Mähroboter als ernste Gefahr für Igel
Wissenschaftler des Leibniz-Instituts für Zoo- und Wildtierforschung (Leibniz-IZW) haben nachgewiesen, dass Mähroboter eine ernste Gefahr für Igel darstellen. Besonders Jungtiere sind gefährdet. Ein erschwerender Faktor ist das natürliche Verhalten der Igel: Statt zu fliehen, rollen sie sich bei Bedrohung zusammen, was von den Robotern meist nicht wahrgenommen wird. Neben Mährobotern setzen auch Laubbläser den Tieren zu, und in Gärten und Parks finden sie immer seltener Unterschlupf und Futter.
Appell an Hersteller und Bürger
Der Städtetag richtet sich nicht nur an die Politik, sondern auch an die Hersteller der Geräte. „Wir appellieren außerdem an die Hersteller, Lösungen zu finden, damit Kleintiere durch Mähroboter nicht weiter gefährdet werden“, sagte Kalisch. Gleichzeitig können Bürgerinnen und Bürger bereits jetzt aktiv werden: „Auch die Bürgerinnen und Bürger können dazu beitragen, indem sie ihre bereits vorhandenen Geräte entsprechend einstellen. Das ist ein wichtiger Baustein, um die Tiere zu schützen und die Lebensqualität in der Stadt durch Artenvielfalt zu bereichern.“
Flickenteppich an lokalen Regelungen
Bislang gibt es kein bundesweites Verbot für nächtliches Mähen mit Robotern.
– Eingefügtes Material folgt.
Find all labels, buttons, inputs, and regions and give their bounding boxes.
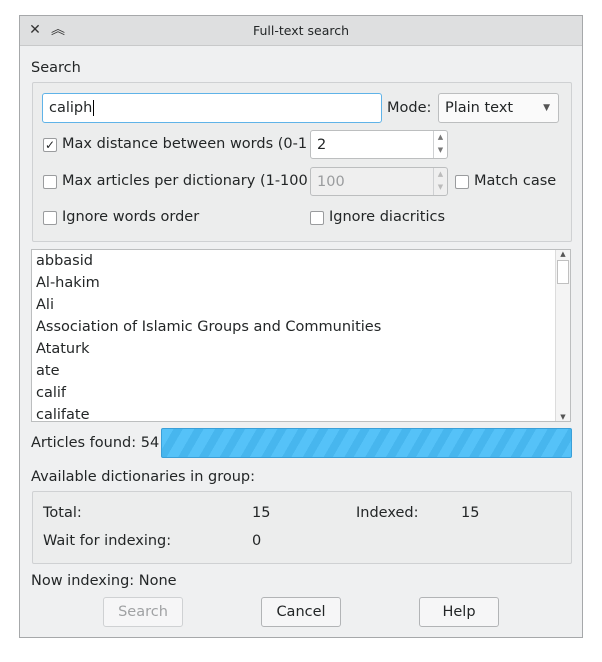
window-title: Full-text search: [252, 23, 350, 38]
ignore-order-checkbox[interactable]: [43, 211, 57, 225]
list-item[interactable]: Association of Islamic Groups and Commun…: [32, 316, 570, 338]
list-item[interactable]: califate: [32, 404, 570, 421]
max-articles-label: Max articles per dictionary (1-1000: [62, 173, 307, 189]
wait-value: 0: [252, 533, 262, 549]
list-item[interactable]: Ali: [32, 294, 570, 316]
progress-bar: [161, 428, 572, 458]
max-distance-checkbox[interactable]: ✓: [43, 138, 57, 152]
results-list[interactable]: abbasid Al-hakim Ali Association of Isla…: [31, 249, 571, 422]
max-articles-checkbox[interactable]: [43, 175, 57, 189]
indexed-label: Indexed:: [356, 505, 419, 521]
wait-label: Wait for indexing:: [43, 533, 172, 549]
scrollbar[interactable]: ▲ ▼: [555, 250, 570, 421]
spin-arrows-icon[interactable]: ▲ ▼: [433, 131, 447, 158]
max-distance-label: Max distance between words (0-15: [62, 136, 307, 152]
search-input[interactable]: caliph: [42, 93, 382, 123]
chevron-down-icon: ▼: [543, 103, 550, 113]
max-distance-spinbox[interactable]: 2 ▲ ▼: [310, 130, 448, 159]
help-button[interactable]: Help: [419, 597, 499, 627]
search-group-label: Search: [31, 60, 81, 76]
scrollbar-thumb[interactable]: [557, 260, 569, 284]
ignore-diacritics-label: Ignore diacritics: [329, 209, 446, 225]
scroll-down-icon[interactable]: ▼: [556, 413, 570, 421]
match-case-checkbox[interactable]: [455, 175, 469, 189]
scroll-up-icon[interactable]: ▲: [556, 250, 570, 258]
available-dictionaries-label: Available dictionaries in group:: [31, 469, 256, 485]
total-value: 15: [252, 505, 271, 521]
indexed-value: 15: [461, 505, 480, 521]
list-item[interactable]: abbasid: [32, 250, 570, 272]
now-indexing-label: Now indexing: None: [31, 573, 177, 589]
mode-label: Mode:: [387, 100, 432, 116]
spin-arrows-icon: ▲ ▼: [433, 168, 447, 195]
ignore-diacritics-checkbox[interactable]: [310, 211, 324, 225]
mode-select[interactable]: Plain text ▼: [438, 93, 559, 123]
full-text-search-dialog: ✕ ︽ Full-text search Search caliph Mode:…: [19, 15, 583, 638]
list-item[interactable]: Al-hakim: [32, 272, 570, 294]
search-button[interactable]: Search: [103, 597, 183, 627]
articles-found-label: Articles found: 54: [31, 435, 160, 451]
list-item[interactable]: calif: [32, 382, 570, 404]
list-item[interactable]: Ataturk: [32, 338, 570, 360]
cancel-button[interactable]: Cancel: [261, 597, 341, 627]
match-case-label: Match case: [474, 173, 557, 189]
list-item[interactable]: ate: [32, 360, 570, 382]
title-bar: ✕ ︽ Full-text search: [20, 16, 582, 46]
ignore-order-label: Ignore words order: [62, 209, 200, 225]
dictionaries-frame: [32, 491, 572, 564]
max-articles-spinbox[interactable]: 100 ▲ ▼: [310, 167, 448, 196]
total-label: Total:: [43, 505, 82, 521]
Städte wie Köln, Leipzig, Mainz, Göttingen und München haben eigene Regeln aufgestellt, was zu einem Flickenteppich an Vorschriften führt. In Bayern scheiterte kürzlich ein Antrag der Grünen, ein landesweites Verbot durchzusetzen. Derzeit finden sich im Netz rund zwei Dutzend Petitionsaufrufe, die einen besseren Schutz der bedrohten Igel in Deutschland zum Ziel haben.
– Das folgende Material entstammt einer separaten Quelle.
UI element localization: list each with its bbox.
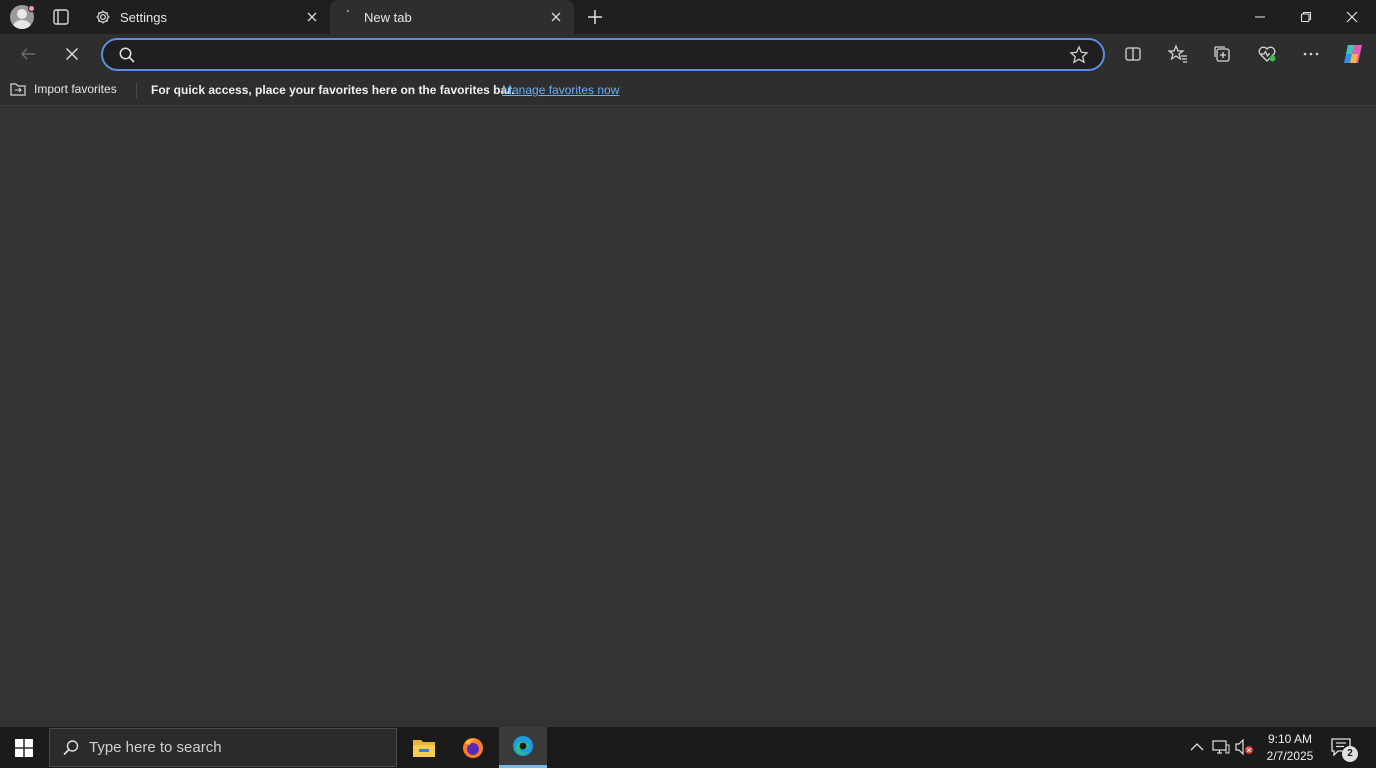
firefox-icon — [463, 737, 483, 758]
file-explorer-button[interactable] — [400, 727, 448, 768]
heart-pulse-icon — [1258, 46, 1276, 62]
copilot-button[interactable] — [1337, 38, 1369, 70]
clock-time: 9:10 AM — [1267, 732, 1313, 746]
tab-actions-icon[interactable] — [50, 6, 72, 28]
start-button[interactable] — [0, 727, 48, 768]
edge-icon — [513, 736, 533, 756]
windows-icon — [15, 738, 33, 757]
import-favorites-label: Import favorites — [34, 82, 117, 96]
favorites-icon — [1168, 44, 1187, 63]
volume-button[interactable] — [1235, 737, 1255, 757]
browser-essentials-button[interactable] — [1251, 38, 1283, 70]
copilot-icon — [1344, 45, 1362, 63]
minimize-button[interactable] — [1237, 0, 1283, 34]
split-screen-button[interactable] — [1117, 38, 1149, 70]
split-screen-icon — [1125, 47, 1141, 61]
manage-favorites-link[interactable]: Manage favorites now — [502, 83, 619, 97]
plus-icon — [588, 10, 602, 24]
firefox-button[interactable] — [449, 727, 497, 768]
minimize-icon — [1255, 16, 1265, 18]
tab-settings[interactable]: Settings — [86, 0, 330, 34]
add-favorite-star-icon[interactable] — [1069, 45, 1089, 70]
edge-button[interactable] — [499, 727, 547, 768]
taskbar-search-placeholder: Type here to search — [89, 739, 222, 756]
favorites-bar-message: For quick access, place your favorites h… — [151, 83, 515, 97]
more-icon — [1303, 52, 1319, 56]
collections-icon — [1214, 46, 1230, 62]
favorites-bar: Import favorites For quick access, place… — [0, 74, 1376, 106]
more-options-button[interactable] — [1295, 38, 1327, 70]
folder-import-icon — [10, 83, 26, 96]
search-icon — [63, 739, 79, 755]
show-hidden-icons-button[interactable] — [1187, 737, 1207, 757]
page-content — [0, 106, 1376, 727]
collections-button[interactable] — [1206, 38, 1238, 70]
clock-date: 2/7/2025 — [1266, 749, 1314, 763]
network-icon — [1212, 740, 1230, 754]
gear-icon — [95, 9, 111, 25]
close-window-button[interactable] — [1329, 0, 1375, 34]
restore-icon — [1300, 11, 1312, 23]
notification-count-badge: 2 — [1342, 746, 1358, 762]
taskbar: Type here to search 9:10 AM 2/7/2025 2 — [0, 727, 1376, 768]
volume-muted-icon — [1235, 739, 1253, 755]
taskbar-clock[interactable]: 9:10 AM 2/7/2025 — [1262, 731, 1318, 765]
search-icon — [118, 46, 136, 69]
close-icon — [66, 48, 78, 60]
back-arrow-icon — [20, 48, 35, 60]
stop-loading-button[interactable] — [56, 38, 88, 70]
tab-new-tab[interactable]: New tab — [330, 0, 574, 34]
close-tab-icon[interactable] — [300, 5, 324, 29]
favorites-button[interactable] — [1162, 38, 1194, 70]
address-input[interactable] — [145, 44, 1045, 66]
close-tab-icon[interactable] — [544, 5, 568, 29]
tab-label: Settings — [120, 9, 167, 25]
chevron-up-icon — [1190, 743, 1204, 751]
file-explorer-icon — [413, 739, 435, 757]
taskbar-search-box[interactable]: Type here to search — [49, 728, 397, 767]
close-icon — [1346, 11, 1358, 23]
tab-label: New tab — [364, 9, 412, 25]
title-bar: Settings New tab — [0, 0, 1376, 34]
import-favorites-button[interactable]: Import favorites — [10, 81, 117, 97]
back-button[interactable] — [12, 38, 44, 70]
divider — [136, 82, 137, 98]
loading-icon — [339, 9, 355, 25]
network-button[interactable] — [1211, 737, 1231, 757]
restore-button[interactable] — [1283, 0, 1329, 34]
address-bar[interactable] — [101, 38, 1105, 71]
profile-notification-dot — [28, 5, 35, 12]
new-tab-button[interactable] — [583, 5, 607, 29]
Hintergrund: Die prekäre Lage der Igel
Die Situation der Igel ist alarmierend. Neben den Gefahren durch Mähroboter und Laubbläser fallen jährlich bis zu eine Million dieser Tiere dem Straßenverkehr zum Opfer. Die zunehmende Urbanisierung und der Verlust natürlicher Lebensräume verschärfen die Krise. Der Deutsche Städtetag betont daher die Dringlichkeit eines koordinierten Schutzes, um die Artenvielfalt in städtischen Gebieten zu erhalten und zu fördern.